On Monday prior to the Minnesota Pork Congress I had the opportunity to be part of a swine nutrition discussion group that meets quarterly in southern Minnesota. The topic of this quarter’s meeting was to share experiences after the first 2 weeks of the conversion of medically important feed additives to VFD (veterinary feed directive) status. Joining our group for this discussion was Dr Tyler Holck from GlobalVetLINK, the primary electronic VFD service used by veterinarians.

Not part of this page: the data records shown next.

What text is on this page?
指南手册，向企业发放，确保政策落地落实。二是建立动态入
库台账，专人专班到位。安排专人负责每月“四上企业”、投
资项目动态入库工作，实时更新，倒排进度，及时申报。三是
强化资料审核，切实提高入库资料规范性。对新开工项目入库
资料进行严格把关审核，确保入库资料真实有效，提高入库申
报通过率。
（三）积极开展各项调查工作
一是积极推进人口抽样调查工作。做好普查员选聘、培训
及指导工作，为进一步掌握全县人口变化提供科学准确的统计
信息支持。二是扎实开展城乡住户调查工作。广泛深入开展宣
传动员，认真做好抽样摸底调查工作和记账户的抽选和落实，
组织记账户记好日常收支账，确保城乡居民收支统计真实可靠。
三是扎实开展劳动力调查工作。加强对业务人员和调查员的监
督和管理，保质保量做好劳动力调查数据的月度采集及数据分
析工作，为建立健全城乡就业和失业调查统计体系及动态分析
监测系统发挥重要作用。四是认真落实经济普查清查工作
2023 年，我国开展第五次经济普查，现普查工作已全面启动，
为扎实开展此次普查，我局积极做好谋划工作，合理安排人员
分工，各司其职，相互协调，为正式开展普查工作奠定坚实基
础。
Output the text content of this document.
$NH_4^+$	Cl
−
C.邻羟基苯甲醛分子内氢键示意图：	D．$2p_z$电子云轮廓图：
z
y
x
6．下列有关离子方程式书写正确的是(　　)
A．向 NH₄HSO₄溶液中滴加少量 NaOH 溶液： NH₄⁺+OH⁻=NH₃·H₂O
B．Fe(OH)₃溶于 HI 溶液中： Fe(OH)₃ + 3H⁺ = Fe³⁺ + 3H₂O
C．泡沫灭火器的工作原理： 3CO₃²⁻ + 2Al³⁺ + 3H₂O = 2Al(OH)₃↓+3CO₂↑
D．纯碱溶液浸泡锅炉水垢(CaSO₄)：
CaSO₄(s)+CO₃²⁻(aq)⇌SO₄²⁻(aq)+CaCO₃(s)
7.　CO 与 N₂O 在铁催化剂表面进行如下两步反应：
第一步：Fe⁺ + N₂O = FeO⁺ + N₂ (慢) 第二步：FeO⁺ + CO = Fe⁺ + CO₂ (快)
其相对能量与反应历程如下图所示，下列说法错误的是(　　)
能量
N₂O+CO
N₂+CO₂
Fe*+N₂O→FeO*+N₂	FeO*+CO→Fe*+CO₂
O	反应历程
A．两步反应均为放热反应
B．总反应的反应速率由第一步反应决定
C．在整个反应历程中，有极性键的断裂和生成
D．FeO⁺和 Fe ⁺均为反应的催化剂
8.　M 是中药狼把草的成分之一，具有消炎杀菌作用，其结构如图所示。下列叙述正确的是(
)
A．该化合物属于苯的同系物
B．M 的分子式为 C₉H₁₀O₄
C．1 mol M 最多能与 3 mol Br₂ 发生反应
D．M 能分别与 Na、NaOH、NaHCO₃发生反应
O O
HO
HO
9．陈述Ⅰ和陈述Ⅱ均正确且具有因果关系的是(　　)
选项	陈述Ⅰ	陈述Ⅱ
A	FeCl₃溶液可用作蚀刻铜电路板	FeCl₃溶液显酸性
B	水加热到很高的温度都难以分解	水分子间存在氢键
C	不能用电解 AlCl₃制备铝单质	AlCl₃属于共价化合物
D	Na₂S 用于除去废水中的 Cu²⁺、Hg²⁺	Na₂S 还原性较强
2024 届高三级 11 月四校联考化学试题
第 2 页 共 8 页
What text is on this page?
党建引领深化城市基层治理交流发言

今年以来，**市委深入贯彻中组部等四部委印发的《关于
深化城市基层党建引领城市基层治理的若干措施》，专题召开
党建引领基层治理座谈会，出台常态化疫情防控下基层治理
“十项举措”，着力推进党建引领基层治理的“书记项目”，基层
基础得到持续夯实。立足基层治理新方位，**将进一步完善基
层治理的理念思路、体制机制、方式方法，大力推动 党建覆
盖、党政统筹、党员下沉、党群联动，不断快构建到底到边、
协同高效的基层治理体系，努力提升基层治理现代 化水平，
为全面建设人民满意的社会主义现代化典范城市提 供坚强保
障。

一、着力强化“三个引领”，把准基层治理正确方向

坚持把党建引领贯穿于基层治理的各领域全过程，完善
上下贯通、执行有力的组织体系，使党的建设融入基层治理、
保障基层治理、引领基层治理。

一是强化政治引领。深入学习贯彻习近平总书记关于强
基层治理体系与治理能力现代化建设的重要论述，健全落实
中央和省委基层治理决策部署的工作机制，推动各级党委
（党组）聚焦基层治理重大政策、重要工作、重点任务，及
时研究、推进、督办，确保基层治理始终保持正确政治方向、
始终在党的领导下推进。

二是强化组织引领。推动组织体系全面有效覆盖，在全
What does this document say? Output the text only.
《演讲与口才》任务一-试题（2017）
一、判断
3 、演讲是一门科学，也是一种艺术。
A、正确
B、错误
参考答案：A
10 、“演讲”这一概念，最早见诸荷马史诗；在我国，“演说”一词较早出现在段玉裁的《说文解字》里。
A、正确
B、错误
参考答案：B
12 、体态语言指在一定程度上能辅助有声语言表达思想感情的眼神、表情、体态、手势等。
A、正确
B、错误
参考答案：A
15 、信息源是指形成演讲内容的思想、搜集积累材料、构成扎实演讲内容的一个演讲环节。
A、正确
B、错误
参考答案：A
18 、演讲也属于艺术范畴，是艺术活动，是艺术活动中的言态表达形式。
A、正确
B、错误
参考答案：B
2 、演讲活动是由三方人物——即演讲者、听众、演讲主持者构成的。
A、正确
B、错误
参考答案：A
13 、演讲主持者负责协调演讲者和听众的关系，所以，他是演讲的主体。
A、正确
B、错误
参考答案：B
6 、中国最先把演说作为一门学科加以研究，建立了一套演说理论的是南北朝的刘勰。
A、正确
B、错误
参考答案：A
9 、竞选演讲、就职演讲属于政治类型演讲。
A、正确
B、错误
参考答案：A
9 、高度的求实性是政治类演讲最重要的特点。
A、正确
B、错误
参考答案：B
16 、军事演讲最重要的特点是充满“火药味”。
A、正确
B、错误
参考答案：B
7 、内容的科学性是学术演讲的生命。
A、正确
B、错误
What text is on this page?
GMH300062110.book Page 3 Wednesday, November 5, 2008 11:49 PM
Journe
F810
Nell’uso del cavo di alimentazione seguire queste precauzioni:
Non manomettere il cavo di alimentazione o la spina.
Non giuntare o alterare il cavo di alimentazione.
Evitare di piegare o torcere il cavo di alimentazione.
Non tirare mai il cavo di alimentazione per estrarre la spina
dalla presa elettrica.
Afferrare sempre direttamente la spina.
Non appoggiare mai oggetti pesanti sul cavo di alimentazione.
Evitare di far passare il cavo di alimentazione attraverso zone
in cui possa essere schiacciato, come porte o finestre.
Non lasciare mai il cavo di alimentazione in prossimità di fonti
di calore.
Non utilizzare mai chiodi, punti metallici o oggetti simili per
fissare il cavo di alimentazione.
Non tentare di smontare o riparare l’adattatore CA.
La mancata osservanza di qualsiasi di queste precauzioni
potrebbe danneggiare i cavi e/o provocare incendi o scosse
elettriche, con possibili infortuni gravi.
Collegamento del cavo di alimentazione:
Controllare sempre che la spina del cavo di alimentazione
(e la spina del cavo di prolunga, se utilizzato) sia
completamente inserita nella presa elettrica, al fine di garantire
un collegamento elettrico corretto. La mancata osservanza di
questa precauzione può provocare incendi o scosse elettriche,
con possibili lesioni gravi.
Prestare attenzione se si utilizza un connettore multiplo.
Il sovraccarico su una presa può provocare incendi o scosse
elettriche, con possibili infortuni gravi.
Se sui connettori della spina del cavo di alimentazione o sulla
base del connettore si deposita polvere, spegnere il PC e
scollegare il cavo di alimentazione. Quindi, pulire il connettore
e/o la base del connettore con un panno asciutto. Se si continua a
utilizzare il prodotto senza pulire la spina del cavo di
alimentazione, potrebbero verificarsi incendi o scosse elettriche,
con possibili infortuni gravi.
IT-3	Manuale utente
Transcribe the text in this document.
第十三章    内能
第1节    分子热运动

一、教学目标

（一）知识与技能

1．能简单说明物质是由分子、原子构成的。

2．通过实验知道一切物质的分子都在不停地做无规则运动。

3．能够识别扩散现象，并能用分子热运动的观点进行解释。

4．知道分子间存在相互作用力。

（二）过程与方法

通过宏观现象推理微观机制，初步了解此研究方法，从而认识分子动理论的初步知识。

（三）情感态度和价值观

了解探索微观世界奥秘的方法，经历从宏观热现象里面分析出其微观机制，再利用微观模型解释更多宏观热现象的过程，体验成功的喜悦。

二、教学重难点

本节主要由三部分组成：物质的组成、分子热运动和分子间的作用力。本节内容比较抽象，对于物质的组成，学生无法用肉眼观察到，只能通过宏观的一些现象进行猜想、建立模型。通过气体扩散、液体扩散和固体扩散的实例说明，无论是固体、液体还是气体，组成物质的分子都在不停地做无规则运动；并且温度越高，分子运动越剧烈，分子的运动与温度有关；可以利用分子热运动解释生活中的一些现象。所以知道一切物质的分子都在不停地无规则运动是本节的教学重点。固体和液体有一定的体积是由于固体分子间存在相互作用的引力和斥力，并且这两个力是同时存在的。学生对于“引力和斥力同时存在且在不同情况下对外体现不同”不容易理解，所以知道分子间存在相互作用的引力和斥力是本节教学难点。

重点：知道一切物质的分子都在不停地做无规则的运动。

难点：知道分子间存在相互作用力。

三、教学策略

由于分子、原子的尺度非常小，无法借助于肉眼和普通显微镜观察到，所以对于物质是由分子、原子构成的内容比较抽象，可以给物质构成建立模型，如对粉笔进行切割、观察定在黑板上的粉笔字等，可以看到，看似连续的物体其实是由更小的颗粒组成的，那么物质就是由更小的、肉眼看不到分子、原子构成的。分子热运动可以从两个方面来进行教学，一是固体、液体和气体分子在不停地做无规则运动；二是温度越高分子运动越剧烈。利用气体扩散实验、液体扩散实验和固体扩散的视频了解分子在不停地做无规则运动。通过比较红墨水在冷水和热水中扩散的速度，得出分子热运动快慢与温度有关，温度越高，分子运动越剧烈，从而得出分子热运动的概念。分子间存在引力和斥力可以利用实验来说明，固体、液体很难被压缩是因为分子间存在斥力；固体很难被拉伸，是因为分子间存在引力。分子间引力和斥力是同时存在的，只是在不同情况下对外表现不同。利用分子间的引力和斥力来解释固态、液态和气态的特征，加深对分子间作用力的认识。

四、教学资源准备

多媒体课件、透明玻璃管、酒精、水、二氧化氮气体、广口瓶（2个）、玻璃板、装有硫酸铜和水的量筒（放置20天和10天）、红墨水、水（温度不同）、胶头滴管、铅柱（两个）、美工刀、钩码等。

The good news for the swine industry – while not without some problems, for the vast majority of feed mills and companies represented at the meeting the VFD process has worked ‘ok’ so far. Both Dr Holck and the feed industry people around the table felt the swine industry in general had done a good job of preparing for the January 1 change and was working hard to overcome the minor problems associated with the new method of ordering feed containing medically important antibiotics.
One of the issues that did come up was how the implementation of the VFD process was impacting the feed mills and the veterinarians writing the VFD’s. In both cases, VFD usage adds time to the feed ordering process and this people time and 2 year storage time of VFD’s adds costs that must be recovered.
In a survey around the table, veterinarian charges to write a VFD ranged from $5 to $35 per VFD. One reason for the large range was how closely the veterinarian was tied to the pig flow in question and how they were compensated for other services they might be performing for the pig owners already. For sure, don’t expect a veterinarian to write a VFD for free! If they charge $100/hr for their office services and it takes 5 minutes to either handwrite a VFD or to fill out the GlobalVetLINK electronic form, this is $8.33.
At feed mills, as the full impact of VFD usage accumulates, managers are starting to think about how to recover the added costs. These costs include people time dealing with VFDs, dealing with grower and mill miscommunications regarding VFDs, storage of the VFDs for 2 years, etc. Right now it appears the options mills are considering are either a service charge (either a flat fee per order or $/ton) for any feeds made that incorporate VFD required products or a mark-up in cost for the VFD required product.
Another impact of VFDs is the availability of products. Mills are now only going to inventory products that are most likely to be frequently used by customers, such as CTC/Denegard or CTC. For lesser used products, they may not have inventory on-hand when the VFD is sent to the mill and the feed order based on the VFD is submitted. For some products it may take more than a 24 hr notice to have feed made and delivered whereas last year this same product was available for inclusion in diets on short notice.
All of the mills/companies at the roundtable discussion urged producers (growers and pig owners) to be in contact with their mills on any VFD product in swine diets so everyone better understands any production limits that may be in place at a local mill. For any antibiotic on the medically important list, the mill MUST follow the VFD in formulation and mixing of the diet. It is up to the pig owner and grower to further follow the VFD directions as to timing of feeding of the product.